何故ならアルヴィスもまた、アリス同様に強者との戦いに興味があるからだ。
「何を迷っておる。早く買わぬかお前さんよ」
アルヴィスが唸りながら暫くの間悩んでいると、隣に座るアリスからそんなセリフが出てきた。
「!? ――そんな早くしろ見たいな顔するなよ」
アルヴィスは驚き隣を見ると、そこには早くこの場から去りたいのか腕を組みながらあからさまに面倒臭くなってきた感を表情に出すアリスの顔が。
「お前さんもあやつらと一戦交えてみたいのじゃろ? ならばその時点で決まっておるではないか」
「そ、それは……!」
「顔に書いておるからの。丸分かりじゃ、カカッ」
「うっ……。あーもうわかったわかった。――店主、2人を売ってくれ」
「ありがとうございます。……非常にお聞きしにくいのですが、ご予算は大丈夫なのですか?」
男の質問は無理もない。アルヴィスやアリスにも3000万ゴールドもの大金を入れているような荷物など無いからだ。
だが男の心配は杞憂に終わる。
「あー、それなら大丈夫だ。アリス」
「今出すわい」
アルヴィスが視線を送ると、アリスは自身の影に手を突っ込み大きな布袋を取り出した。
その光景に男は静かに眼を見開き驚いていた。後ろに控える双子の姉妹も同様の反応をしていたかもしれない。
アルヴィスは眼前の3人の反応など興味がないのか気付くことはなく、アリスから受け取った布袋から次々と金を取りだしテーブルに重ねていく。
山の様に積み上げられた札束を一体どこにしまっていたのか未だに疑問に思っているようだが、男は「失礼致します」と一言添えてから数え始める。
それをアルヴィスは静かに眺め、アリスは手足を組んでソファーに深く腰かけるという偉そうな態度で終わるのを待っていた。
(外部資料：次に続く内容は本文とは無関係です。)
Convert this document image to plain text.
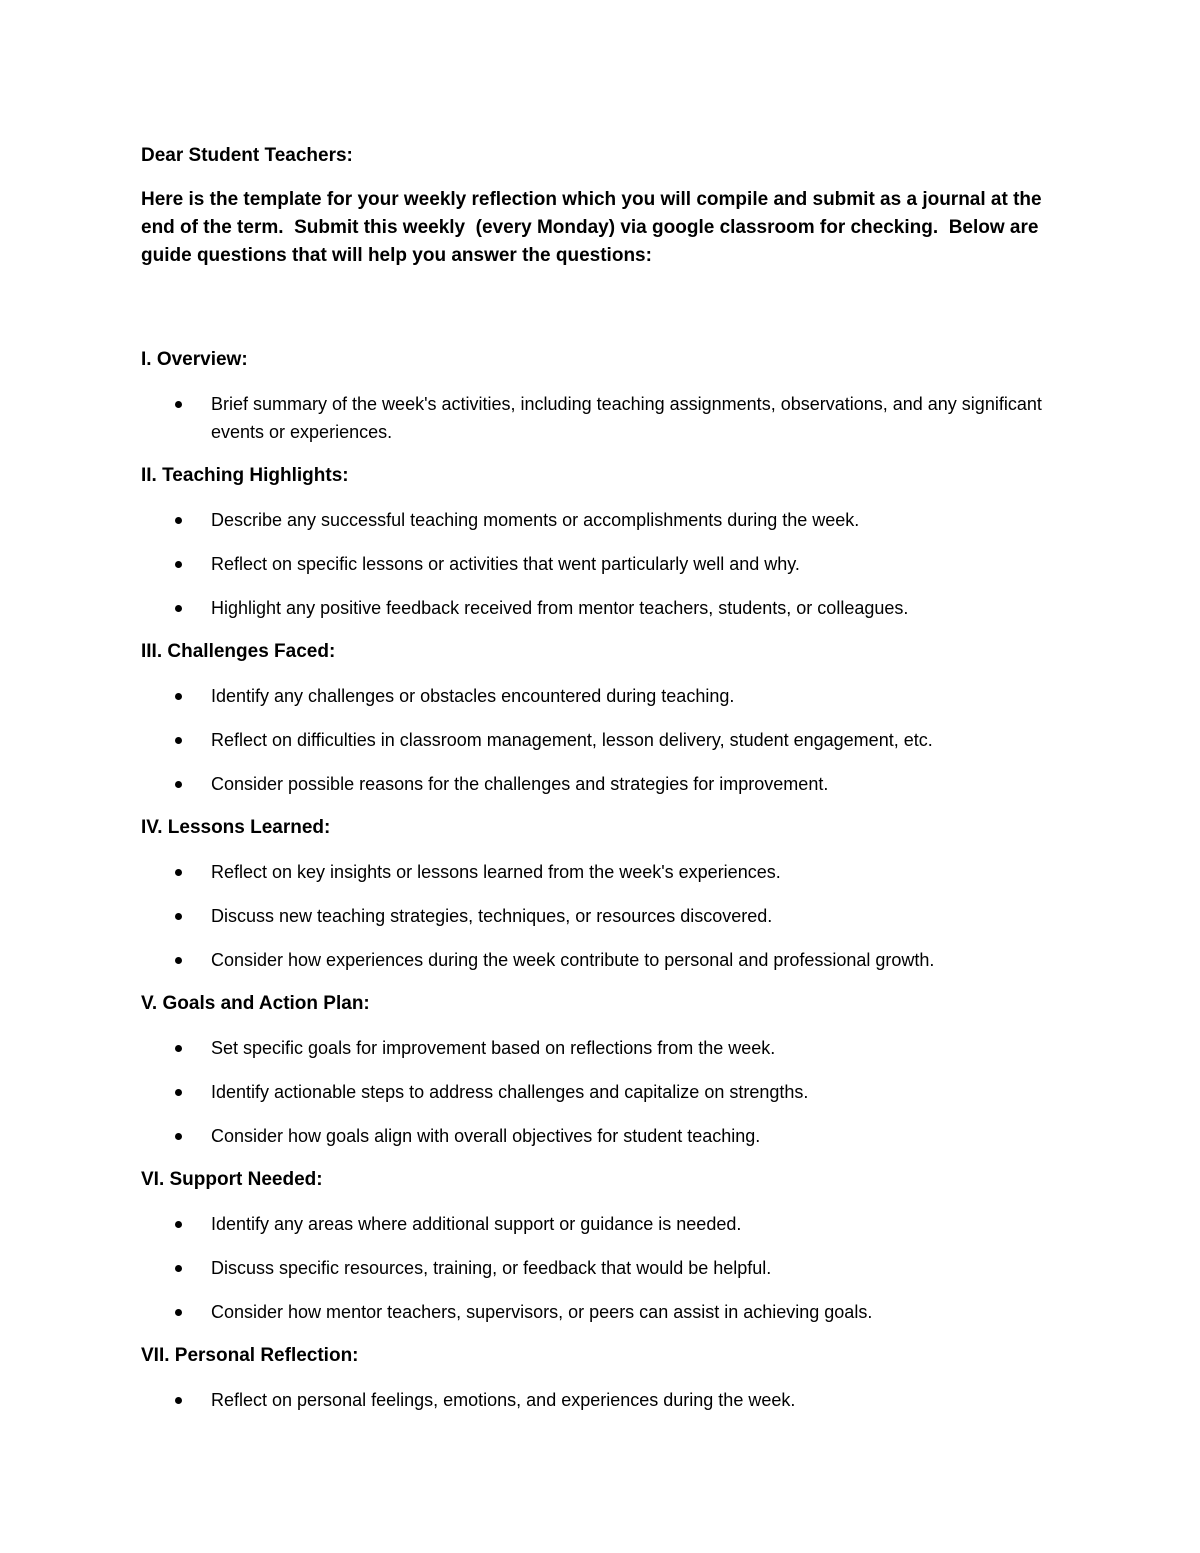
Dear Student Teachers:

Here is the template for your weekly reflection which you will compile and submit as a journal at the end of the term.  Submit this weekly  (every Monday) via google classroom for checking.  Below are guide questions that will help you answer the questions:

I. Overview:

Brief summary of the week's activities, including teaching assignments, observations, and any significant events or experiences.

II. Teaching Highlights:

Describe any successful teaching moments or accomplishments during the week.
Reflect on specific lessons or activities that went particularly well and why.
Highlight any positive feedback received from mentor teachers, students, or colleagues.

III. Challenges Faced:

Identify any challenges or obstacles encountered during teaching.
Reflect on difficulties in classroom management, lesson delivery, student engagement, etc.
Consider possible reasons for the challenges and strategies for improvement.

IV. Lessons Learned:

Reflect on key insights or lessons learned from the week's experiences.
Discuss new teaching strategies, techniques, or resources discovered.
Consider how experiences during the week contribute to personal and professional growth.

V. Goals and Action Plan:

Set specific goals for improvement based on reflections from the week.
Identify actionable steps to address challenges and capitalize on strengths.
Consider how goals align with overall objectives for student teaching.

VI. Support Needed:

Identify any areas where additional support or guidance is needed.
Discuss specific resources, training, or feedback that would be helpful.
Consider how mentor teachers, supervisors, or peers can assist in achieving goals.

VII. Personal Reflection:

Reflect on personal feelings, emotions, and experiences during the week.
しばらくし、男が手を止めると「お待たせ致しました」と口を開く。
「確かにご確認させていただきました。この姉妹には隷属道具をつけていませんので、引き継ぎ作業はございません。今よりあなた様の者でございます」
「そうか。なあ、ここって服とかも買えるのか?」
「勿論でございます。ご案内致しますので、こちらへどうぞ」
アルヴィスが頷き立つと、続いてアリスも立ち上がり男の後に付いていく。たった今買ったばかりの双子姉妹も少し距離を取ったまま付いてきていた。
一応は自分達が買われた立場だということは理解しているようだ。
部屋から廊下へ出ると、突き当たりの部屋へと通された。
そこには様々な衣服や装飾品、中には特殊性癖用の変わった道具までもが置いてあった。
アルヴィスが姉妹に服を好きに選ばせようと声を掛けたが反応がなく、仕方なくいくつか適当に選び買うことにする。
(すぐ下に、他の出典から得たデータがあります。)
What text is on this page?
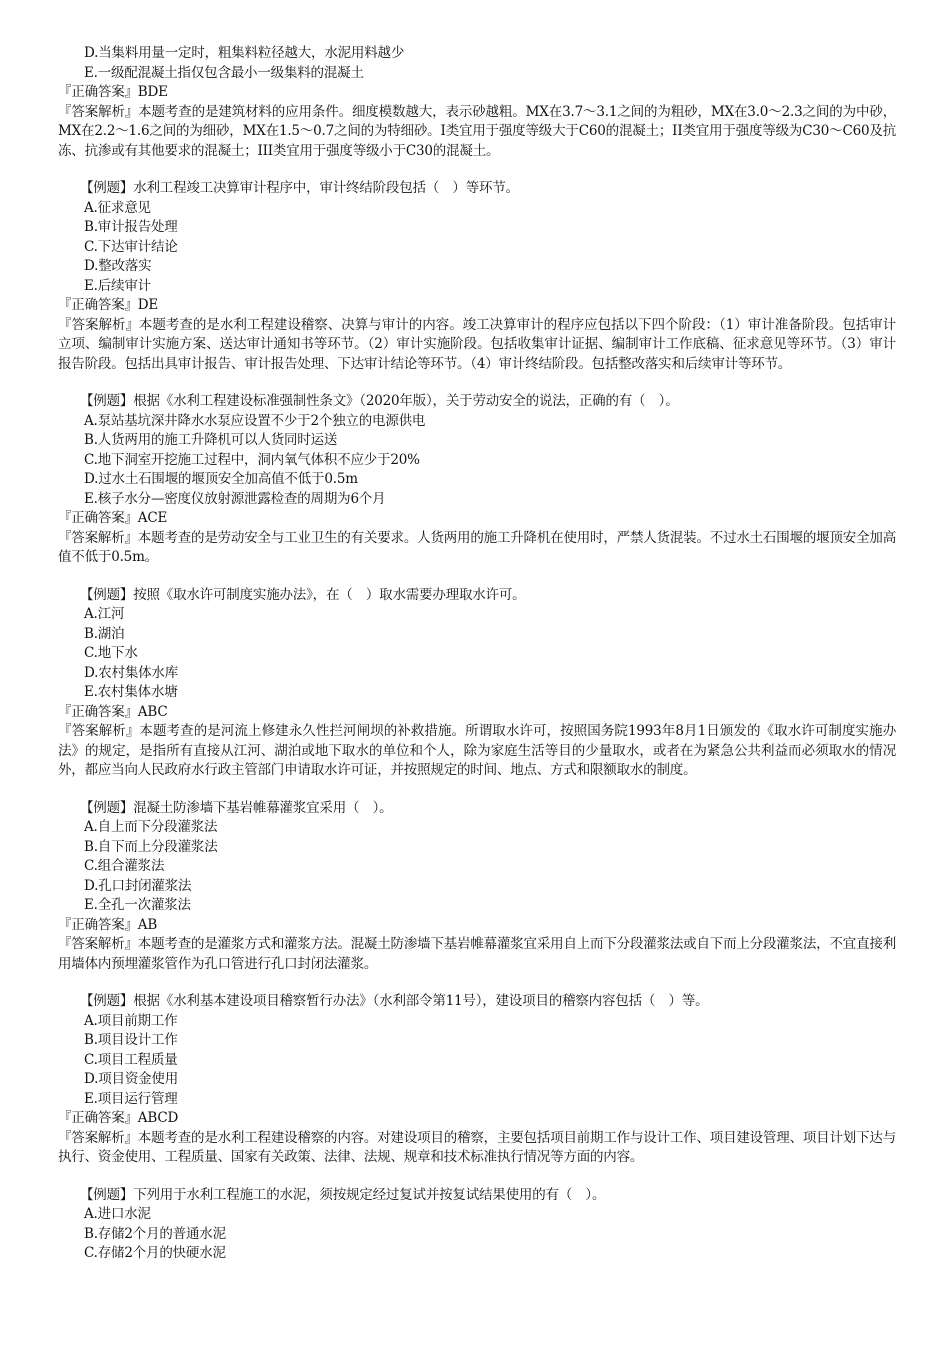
D.当集料用量一定时，粗集料粒径越大，水泥用料越少
E.一级配混凝土指仅包含最小一级集料的混凝土
『正确答案』BDE
『答案解析』本题考查的是建筑材料的应用条件。细度模数越大，表示砂越粗。MX在3.7～3.1之间的为粗砂，MX在3.0～2.3之间的为中砂，MX在2.2～1.6之间的为细砂，MX在1.5～0.7之间的为特细砂。I类宜用于强度等级大于C60的混凝土；II类宜用于强度等级为C30～C60及抗冻、抗渗或有其他要求的混凝土；III类宜用于强度等级小于C30的混凝土。
【例题】水利工程竣工决算审计程序中，审计终结阶段包括（　）等环节。
A.征求意见
B.审计报告处理
C.下达审计结论
D.整改落实
E.后续审计
『正确答案』DE
『答案解析』本题考查的是水利工程建设稽察、决算与审计的内容。竣工决算审计的程序应包括以下四个阶段：（1）审计准备阶段。包括审计立项、编制审计实施方案、送达审计通知书等环节。（2）审计实施阶段。包括收集审计证据、编制审计工作底稿、征求意见等环节。（3）审计报告阶段。包括出具审计报告、审计报告处理、下达审计结论等环节。（4）审计终结阶段。包括整改落实和后续审计等环节。
【例题】根据《水利工程建设标准强制性条文》（2020年版），关于劳动安全的说法，正确的有（　）。
A.泵站基坑深井降水水泵应设置不少于2个独立的电源供电
B.人货两用的施工升降机可以人货同时运送
C.地下洞室开挖施工过程中，洞内氧气体积不应少于20%
D.过水土石围堰的堰顶安全加高值不低于0.5m
E.核子水分—密度仪放射源泄露检查的周期为6个月
『正确答案』ACE
『答案解析』本题考查的是劳动安全与工业卫生的有关要求。人货两用的施工升降机在使用时，严禁人货混装。不过水土石围堰的堰顶安全加高值不低于0.5m。
【例题】按照《取水许可制度实施办法》，在（　）取水需要办理取水许可。
A.江河
B.湖泊
C.地下水
D.农村集体水库
E.农村集体水塘
『正确答案』ABC
『答案解析』本题考查的是河流上修建永久性拦河闸坝的补救措施。所谓取水许可，按照国务院1993年8月1日颁发的《取水许可制度实施办法》的规定，是指所有直接从江河、湖泊或地下取水的单位和个人，除为家庭生活等目的少量取水，或者在为紧急公共利益而必须取水的情况外，都应当向人民政府水行政主管部门申请取水许可证，并按照规定的时间、地点、方式和限额取水的制度。
【例题】混凝土防渗墙下基岩帷幕灌浆宜采用（　）。
A.自上而下分段灌浆法
B.自下而上分段灌浆法
C.组合灌浆法
D.孔口封闭灌浆法
E.全孔一次灌浆法
『正确答案』AB
『答案解析』本题考查的是灌浆方式和灌浆方法。混凝土防渗墙下基岩帷幕灌浆宜采用自上而下分段灌浆法或自下而上分段灌浆法，不宜直接利用墙体内预埋灌浆管作为孔口管进行孔口封闭法灌浆。
【例题】根据《水利基本建设项目稽察暂行办法》（水利部令第11号），建设项目的稽察内容包括（　）等。
A.项目前期工作
B.项目设计工作
C.项目工程质量
D.项目资金使用
E.项目运行管理
『正确答案』ABCD
『答案解析』本题考查的是水利工程建设稽察的内容。对建设项目的稽察，主要包括项目前期工作与设计工作、项目建设管理、项目计划下达与执行、资金使用、工程质量、国家有关政策、法律、法规、规章和技术标准执行情况等方面的内容。
【例题】下列用于水利工程施工的水泥，须按规定经过复试并按复试结果使用的有（　）。
A.进口水泥
B.存储2个月的普通水泥
C.存储2个月的快硬水泥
ついでにルナとエレナの服も買ってあげようと選び始めると、何故かアリスまでも買って欲しいとねだりはじめた。しかもアルヴィスが選べというのだ。アルヴィスは頭をぽりぽりと掻きつつしばらく悩み抜いた末、純白と漆黒、それとスカイブルーの3着のドレスを買ってあげた。
姉妹には選んだ服を着るように命じて試着室へと向かわせる。その間に残りの買った服をアリスの影へと仕舞い込む。
数分で試着室から戻ってきた姉妹は、姉が白で妹が黒の同じデザインをしたワンピース姿で現れた。背中の魔法陣を使用しやすくするため、ファスナーがついているものにしてある。
武具や防具までは販売していないので2人の道具は後で買いに行くとして、アルヴィスは一先ず別グループと合流するために奴隷商を出ることにした。
店主である男に礼を告げ、4人はギルドまで歩き出した。